Koestler has his reasons.  Years ago, his wife was killed in a hotel fire, an event which he perceives as a random accident.  But then he gets this list, and it seems as if someone has been able to accurately predict seemingly random events.  This list flies in the face of everything he’s believed for years.  If these accidents are predictable, is everything ELSE predictable?  Is there a REASON for the accidents?  Is life more than just the result of millions of years of evolution and genetic mutations?

Koestler cannot square this list with his personal beliefs, and it’s that conflict that’s at the heart of the movie.  Knowing forces its main character (and, by extension, the audience) to make a decision one way or the other.  Is there a plan for existence, or is it random?  How long can he ignore the evidence of his own eyes before he makes his choice?

And over all of that, there’s still the issue of the list running out of numbers.  What happens then?  The end of the world?  Is he destined to SAVE the world?  Or stand by helplessly as pre-determined events spin forward out of his control?

This is why the movie stands above other genre sci-fi thrillers.  It poses tough questions and forces us to confront our own beliefs.  And the movie does not take the easy way out by trying to have it both ways.  The finale of Knowing is as implacably logical as it is visually stunning.

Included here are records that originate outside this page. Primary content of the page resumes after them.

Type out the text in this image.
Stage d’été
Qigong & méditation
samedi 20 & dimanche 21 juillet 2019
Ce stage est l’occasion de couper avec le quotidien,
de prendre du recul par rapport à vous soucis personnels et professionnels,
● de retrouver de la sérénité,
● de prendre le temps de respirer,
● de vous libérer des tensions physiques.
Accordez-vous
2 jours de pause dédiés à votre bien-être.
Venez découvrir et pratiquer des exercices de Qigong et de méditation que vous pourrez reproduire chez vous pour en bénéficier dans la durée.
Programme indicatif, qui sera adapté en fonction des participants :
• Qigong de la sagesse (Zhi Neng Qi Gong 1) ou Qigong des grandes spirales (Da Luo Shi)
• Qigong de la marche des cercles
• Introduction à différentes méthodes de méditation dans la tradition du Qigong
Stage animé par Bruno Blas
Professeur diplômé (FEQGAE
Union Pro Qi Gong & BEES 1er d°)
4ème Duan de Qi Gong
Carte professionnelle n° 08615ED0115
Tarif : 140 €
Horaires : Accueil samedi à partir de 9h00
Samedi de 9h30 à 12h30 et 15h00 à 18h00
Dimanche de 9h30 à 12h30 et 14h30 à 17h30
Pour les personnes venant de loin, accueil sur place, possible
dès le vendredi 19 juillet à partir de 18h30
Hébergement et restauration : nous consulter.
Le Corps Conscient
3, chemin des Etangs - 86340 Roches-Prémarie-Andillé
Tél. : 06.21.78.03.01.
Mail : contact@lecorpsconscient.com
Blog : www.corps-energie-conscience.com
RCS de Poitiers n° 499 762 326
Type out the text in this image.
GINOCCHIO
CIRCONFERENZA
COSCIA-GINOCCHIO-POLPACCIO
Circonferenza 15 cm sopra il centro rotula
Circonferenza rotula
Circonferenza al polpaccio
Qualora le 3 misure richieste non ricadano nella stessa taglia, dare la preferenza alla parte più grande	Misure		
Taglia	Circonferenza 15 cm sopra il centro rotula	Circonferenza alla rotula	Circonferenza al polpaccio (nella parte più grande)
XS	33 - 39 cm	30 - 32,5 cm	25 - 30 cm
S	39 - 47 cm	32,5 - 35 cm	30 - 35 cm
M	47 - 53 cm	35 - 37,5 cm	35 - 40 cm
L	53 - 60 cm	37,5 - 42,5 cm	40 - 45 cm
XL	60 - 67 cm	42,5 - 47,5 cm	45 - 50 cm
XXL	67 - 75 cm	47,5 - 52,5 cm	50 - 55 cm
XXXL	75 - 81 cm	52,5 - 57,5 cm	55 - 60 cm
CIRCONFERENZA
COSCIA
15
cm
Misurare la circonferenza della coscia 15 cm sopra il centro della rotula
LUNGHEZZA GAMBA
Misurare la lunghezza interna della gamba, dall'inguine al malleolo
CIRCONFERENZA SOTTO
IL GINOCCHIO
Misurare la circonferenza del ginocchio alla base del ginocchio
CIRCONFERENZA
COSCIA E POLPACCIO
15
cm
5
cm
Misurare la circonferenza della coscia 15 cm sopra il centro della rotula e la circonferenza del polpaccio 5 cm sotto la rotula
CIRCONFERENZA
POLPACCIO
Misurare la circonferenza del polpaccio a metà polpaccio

Detractors of the movie decry this finale as a “deus ex machina” that cheapens everything that came before.  I even remember some mild laughter in the audience when I first saw it.  But seriously…given everything that happened before, what ELSE would have been a good ending?  Have Koestler wake up from a dream?  Have him discover that it was all really a government experiment?  A drug-fueled hallucination?

None of those would have worked NEARLY as good as the ending the movie DOES provide.  As I said before, it follows the logic of its own story to the bitter end, and gives us some spectacular visuals into the bargain.  It doesn’t cheat, it doesn’t pander or cop out.  We have gone from point A to point B, and the only way out is through point C.  When you think about it, isn’t that kind of audacious?  How many movies have had the nerve to follow the courage of its own convictions?  (I’m reminded of The Bridge on the River Kwai with its own fatalistic finale, combining spectacular visuals with an ending that was not a “happy” one by any stretch of the imagination.)

I stand behind this movie as one of the great sci-fi mystery thrillers.  Love the ending or hate it…I challenge you to come up with an ending that would have been better than the one presented in the film.